FIG. 1. Effect of maternal heat stress on the glutathione concentrations in oviduct fluid and oviduct tissue. Pregnant females were exposed to heat stress for 12 h on Day 1 (heat) or were not treated (control). Oviducts were recovered at 1800 h on Day 1. Then, the oviducts were flushed, and glutathione was measured in the oviduct homogenate and oviduct flush using the DTNB-glutathione reductase recycling assay. Data are expressed as the mean ± SEM of 10 replicates. No significant differences were found between treatments in either oviduct fluid or oviduct tissue.
FIG. 2. Effect of maternal heat stress on (A) H2O2 level, (B) FRSA, and (C) redox status in oviduct tissue. Pregnant females were exposed to heat stress for 12 h on Day 1 (heat) or were not treated (control). Oviducts were recovered at 1800 h on Day 1. Then, each oviduct was homogenized in buffer. The homogenate of the left oviduct was used for H2O2 measurement using DCF fluorescence, and the right oviduct was used for FRSA measurement using the DPPH scavenging activity. The redox status in the oviduct was expressed as the H2O2 level/FRSA. Data are expressed as the mean ± SEM of nine replicates. 1 = fluorescence intensity unit; 2 = FRSA. *P < 0.05 vs. control.

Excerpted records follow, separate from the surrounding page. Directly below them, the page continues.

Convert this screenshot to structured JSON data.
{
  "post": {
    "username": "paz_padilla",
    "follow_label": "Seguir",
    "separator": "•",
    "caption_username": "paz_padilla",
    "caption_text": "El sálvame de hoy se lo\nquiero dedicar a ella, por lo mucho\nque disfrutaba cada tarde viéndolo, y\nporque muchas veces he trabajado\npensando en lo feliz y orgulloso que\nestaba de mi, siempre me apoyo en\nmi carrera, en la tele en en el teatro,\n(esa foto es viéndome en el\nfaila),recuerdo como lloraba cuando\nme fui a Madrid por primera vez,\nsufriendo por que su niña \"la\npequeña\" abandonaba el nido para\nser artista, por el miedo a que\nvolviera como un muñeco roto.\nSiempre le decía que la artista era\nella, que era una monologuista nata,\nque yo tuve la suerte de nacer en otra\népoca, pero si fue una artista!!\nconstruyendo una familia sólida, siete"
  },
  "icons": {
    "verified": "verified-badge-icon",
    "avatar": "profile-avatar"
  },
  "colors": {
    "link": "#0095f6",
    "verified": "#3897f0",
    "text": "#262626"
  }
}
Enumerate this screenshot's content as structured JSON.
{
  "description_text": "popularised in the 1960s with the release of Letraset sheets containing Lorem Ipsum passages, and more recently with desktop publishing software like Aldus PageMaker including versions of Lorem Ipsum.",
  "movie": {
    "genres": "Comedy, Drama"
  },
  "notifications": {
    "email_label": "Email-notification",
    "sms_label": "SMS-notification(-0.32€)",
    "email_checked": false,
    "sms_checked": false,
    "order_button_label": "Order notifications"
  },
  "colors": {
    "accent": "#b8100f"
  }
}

TABLE 1. In vitro development competence of embryos after maternal heat exposure during the zygote stage.a
|% Embryos that|
|Treatment||Underwent first cleavage||Reached a morula or blastocyst from the 2-cell stage||Arrested at the 2-cell stage|
|ControlHeat||92.5 ± 3.0 85.4 ± 4.4||87.6 ± 6.5 8.0 ± 3.5b||2.5 ± 1.5 67.4 ± 7.3b|
a Data are expressed as the mean ± SEM of 10 replicates. b Significantly different from control (P < 0.001, percentages were arcsine transformed and then analyzed using the Student t-test).
FIG. 3. Western blot analysis of Cdc2 in mouse 2-cell stage embryos. Pregnant mice were heat-stressed for 12 h on Day 1 (heat) or were untreated (control and artificial 2-cell block). Then, embryos were recovered from oviducts and cultured at 37.5°C and 5% CO2 (control and heat) or at 37.5°C and 1% CO2 (artificial 2-cell block). Cultured embryos were harvested (A) 48 h (mid G2 phase) or (B) 52 h (late G2 phase ) after hCG injection and used for Western blot analysis. The upper band is the phos-phorylated (nonactive) form of Cdc2, and the lower band is the dephos-phorylated (active) form. The intensity of the upper and lower Cdc2 band was determined using NIH Image software. Data are expressed as the mean ± SEM of five replicates. Values with different letters differ significantly (P < 0.01, ANOVA).